How the estimator works
Income, not cost
We capitalize net operating income at an aviation-specific rate, the approach the market actually uses to price hangars.
The reversion
On leased land, value is the present worth of income over the remaining term. At expiration the building typically reverts to the airport for nothing.
Airport quality
The field tier sets both the rent you can charge and the cap rate investors will accept, a premium that compounds.
Frequently asked
How is an aircraft hangar valued?
A hangar is most reliably valued with the income approach: net operating income capitalized at an aviation-specific rate. When the hangar sits on leased airport land, value is the present worth of income over the remaining ground-lease term, because the improvements typically revert to the airport authority at expiration. Airport quality drives both achievable rent and the capitalization rate.
Why can a hangar be worth less than it cost to build?
Most hangars sit on ground leases. At lease expiration the building usually reverts to the airport with no compensation, so a hangar is a wasting asset whose economic life is capped by the remaining lease term.
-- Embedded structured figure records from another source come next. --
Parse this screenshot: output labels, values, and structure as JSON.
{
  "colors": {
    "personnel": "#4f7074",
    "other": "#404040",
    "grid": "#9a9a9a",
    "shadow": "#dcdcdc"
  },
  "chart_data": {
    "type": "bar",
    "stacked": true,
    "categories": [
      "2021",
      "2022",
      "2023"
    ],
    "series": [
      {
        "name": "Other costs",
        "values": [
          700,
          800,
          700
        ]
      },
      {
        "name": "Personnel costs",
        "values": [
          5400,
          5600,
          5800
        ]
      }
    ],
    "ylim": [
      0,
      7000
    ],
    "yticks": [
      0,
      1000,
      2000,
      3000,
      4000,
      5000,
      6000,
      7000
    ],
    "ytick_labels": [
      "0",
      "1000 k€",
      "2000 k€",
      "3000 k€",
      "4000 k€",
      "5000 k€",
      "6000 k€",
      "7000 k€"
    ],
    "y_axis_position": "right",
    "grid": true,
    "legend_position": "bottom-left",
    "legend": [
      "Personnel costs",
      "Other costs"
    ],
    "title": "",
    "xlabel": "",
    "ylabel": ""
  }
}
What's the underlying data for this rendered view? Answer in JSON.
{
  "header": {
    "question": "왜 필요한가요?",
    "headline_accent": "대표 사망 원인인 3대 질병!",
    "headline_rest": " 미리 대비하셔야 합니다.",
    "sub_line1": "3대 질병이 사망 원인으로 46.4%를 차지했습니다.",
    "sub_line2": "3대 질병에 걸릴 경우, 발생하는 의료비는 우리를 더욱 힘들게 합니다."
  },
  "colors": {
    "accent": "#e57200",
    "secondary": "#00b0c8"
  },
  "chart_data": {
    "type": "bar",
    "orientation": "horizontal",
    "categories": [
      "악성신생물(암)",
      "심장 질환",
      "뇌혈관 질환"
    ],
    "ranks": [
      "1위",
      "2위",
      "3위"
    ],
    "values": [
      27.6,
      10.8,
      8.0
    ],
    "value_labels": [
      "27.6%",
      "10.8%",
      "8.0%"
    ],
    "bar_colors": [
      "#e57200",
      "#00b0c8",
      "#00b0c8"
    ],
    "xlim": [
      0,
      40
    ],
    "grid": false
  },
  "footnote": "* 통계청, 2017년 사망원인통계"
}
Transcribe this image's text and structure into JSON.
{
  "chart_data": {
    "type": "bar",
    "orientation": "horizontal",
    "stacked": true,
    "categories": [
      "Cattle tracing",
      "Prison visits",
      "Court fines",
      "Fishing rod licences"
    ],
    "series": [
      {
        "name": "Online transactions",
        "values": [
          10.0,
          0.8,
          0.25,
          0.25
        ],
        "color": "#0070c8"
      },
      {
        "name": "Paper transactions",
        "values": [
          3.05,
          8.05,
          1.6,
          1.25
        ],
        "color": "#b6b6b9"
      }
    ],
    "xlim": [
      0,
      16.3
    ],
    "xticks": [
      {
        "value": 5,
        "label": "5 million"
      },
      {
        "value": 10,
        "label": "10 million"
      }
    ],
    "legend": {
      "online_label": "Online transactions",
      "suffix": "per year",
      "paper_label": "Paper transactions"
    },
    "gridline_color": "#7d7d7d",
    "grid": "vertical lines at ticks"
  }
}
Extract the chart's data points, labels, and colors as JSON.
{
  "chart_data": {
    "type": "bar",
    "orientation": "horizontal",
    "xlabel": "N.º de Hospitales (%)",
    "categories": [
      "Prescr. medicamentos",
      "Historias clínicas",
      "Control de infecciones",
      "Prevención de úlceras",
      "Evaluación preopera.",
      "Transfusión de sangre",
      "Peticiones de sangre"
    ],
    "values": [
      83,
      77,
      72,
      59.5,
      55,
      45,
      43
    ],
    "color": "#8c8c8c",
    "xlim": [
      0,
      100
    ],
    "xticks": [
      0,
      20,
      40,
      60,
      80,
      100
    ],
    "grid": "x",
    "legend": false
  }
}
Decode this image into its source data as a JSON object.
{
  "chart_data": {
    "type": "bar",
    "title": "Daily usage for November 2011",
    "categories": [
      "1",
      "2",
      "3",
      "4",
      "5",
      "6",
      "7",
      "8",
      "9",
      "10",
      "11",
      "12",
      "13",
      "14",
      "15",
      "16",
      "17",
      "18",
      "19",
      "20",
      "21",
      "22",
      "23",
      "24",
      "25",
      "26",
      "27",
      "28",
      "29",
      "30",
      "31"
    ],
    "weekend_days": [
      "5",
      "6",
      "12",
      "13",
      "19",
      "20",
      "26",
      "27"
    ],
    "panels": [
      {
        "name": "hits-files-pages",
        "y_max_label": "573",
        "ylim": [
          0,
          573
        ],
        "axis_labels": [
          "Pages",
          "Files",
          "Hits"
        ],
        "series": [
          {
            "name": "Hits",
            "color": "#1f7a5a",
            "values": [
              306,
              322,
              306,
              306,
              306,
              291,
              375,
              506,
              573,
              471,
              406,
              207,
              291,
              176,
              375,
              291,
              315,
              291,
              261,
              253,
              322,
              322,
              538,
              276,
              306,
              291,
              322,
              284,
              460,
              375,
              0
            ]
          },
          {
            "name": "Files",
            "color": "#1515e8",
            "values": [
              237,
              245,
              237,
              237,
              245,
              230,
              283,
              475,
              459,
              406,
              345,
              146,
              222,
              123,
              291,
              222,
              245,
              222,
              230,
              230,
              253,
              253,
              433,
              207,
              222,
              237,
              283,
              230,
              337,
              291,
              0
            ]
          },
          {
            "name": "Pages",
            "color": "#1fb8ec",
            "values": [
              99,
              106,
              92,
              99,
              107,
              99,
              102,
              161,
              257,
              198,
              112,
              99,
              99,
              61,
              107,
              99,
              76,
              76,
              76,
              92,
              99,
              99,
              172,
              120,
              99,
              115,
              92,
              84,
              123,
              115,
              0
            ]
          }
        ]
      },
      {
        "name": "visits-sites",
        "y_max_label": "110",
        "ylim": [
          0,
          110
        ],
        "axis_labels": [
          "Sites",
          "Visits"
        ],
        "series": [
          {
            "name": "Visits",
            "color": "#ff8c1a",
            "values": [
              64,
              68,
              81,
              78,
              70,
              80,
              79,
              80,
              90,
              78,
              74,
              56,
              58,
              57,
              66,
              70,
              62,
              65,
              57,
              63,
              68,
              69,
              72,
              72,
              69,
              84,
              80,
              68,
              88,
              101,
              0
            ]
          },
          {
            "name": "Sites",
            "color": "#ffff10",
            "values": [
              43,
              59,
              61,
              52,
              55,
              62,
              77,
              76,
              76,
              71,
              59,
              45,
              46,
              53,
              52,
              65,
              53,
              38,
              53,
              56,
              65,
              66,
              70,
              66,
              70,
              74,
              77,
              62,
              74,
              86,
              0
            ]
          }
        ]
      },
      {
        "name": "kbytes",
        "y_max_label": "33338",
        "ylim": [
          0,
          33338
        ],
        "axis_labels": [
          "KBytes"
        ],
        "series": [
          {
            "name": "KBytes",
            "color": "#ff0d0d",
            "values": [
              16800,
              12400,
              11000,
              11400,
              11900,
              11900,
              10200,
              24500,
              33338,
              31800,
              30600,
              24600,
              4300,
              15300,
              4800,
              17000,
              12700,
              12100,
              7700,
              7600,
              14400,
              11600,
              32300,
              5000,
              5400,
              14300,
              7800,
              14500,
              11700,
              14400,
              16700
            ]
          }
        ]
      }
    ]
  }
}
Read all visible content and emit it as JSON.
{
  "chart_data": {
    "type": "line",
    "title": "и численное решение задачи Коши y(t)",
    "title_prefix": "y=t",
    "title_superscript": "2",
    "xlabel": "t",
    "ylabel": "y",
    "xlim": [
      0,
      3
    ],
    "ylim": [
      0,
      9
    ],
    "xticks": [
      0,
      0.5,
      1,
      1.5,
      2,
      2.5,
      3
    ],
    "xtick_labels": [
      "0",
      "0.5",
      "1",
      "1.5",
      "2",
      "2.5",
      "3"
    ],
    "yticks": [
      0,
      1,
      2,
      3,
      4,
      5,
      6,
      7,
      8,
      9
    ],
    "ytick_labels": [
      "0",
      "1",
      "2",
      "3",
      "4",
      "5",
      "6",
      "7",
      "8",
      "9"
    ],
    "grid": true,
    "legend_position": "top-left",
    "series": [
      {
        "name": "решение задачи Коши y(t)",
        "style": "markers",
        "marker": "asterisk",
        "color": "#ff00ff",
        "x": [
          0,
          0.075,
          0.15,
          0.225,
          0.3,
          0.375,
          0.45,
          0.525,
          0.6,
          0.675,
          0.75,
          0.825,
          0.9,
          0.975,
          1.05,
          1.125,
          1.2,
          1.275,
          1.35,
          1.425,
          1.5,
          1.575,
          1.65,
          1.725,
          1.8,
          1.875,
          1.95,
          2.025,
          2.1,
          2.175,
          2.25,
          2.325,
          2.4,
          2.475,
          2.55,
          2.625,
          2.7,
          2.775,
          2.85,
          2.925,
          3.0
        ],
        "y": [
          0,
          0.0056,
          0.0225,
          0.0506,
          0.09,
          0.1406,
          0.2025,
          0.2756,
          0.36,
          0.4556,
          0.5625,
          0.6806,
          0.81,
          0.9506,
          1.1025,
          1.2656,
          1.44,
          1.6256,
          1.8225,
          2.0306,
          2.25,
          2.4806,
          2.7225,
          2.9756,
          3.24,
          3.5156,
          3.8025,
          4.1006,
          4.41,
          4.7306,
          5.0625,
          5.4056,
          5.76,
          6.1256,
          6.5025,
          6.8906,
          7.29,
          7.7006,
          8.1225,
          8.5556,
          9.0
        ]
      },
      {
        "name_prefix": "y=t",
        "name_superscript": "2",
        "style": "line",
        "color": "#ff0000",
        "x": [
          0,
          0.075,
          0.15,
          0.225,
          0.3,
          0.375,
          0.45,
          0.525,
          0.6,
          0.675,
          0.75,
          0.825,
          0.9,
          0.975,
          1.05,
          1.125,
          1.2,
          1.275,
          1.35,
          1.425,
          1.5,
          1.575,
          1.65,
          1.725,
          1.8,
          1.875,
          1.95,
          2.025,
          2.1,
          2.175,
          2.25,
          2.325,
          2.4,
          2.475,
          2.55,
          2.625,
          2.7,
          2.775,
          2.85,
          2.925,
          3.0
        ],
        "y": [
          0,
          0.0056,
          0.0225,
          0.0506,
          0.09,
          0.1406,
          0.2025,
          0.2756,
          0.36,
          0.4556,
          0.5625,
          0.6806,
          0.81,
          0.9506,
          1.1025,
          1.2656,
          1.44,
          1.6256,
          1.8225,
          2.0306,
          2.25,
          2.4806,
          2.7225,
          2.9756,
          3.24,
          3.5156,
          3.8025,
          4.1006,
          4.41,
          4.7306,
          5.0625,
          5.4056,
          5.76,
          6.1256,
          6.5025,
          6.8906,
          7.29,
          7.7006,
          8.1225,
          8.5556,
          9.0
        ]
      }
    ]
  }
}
A newly built hangar on a short remaining lease can appraise for a fraction of its construction cost, which is exactly what the sensitivity table above shows.
What capitalization rate applies to a leasehold hangar?
Leasehold cap rates generally run 200 to 400 basis points above fee-simple rates for comparable property, reflecting finite terms and renewal uncertainty. Applying a fee-simple rate to a leasehold cash-flow stream materially overstates value, one of the most common and costly errors in hangar valuation.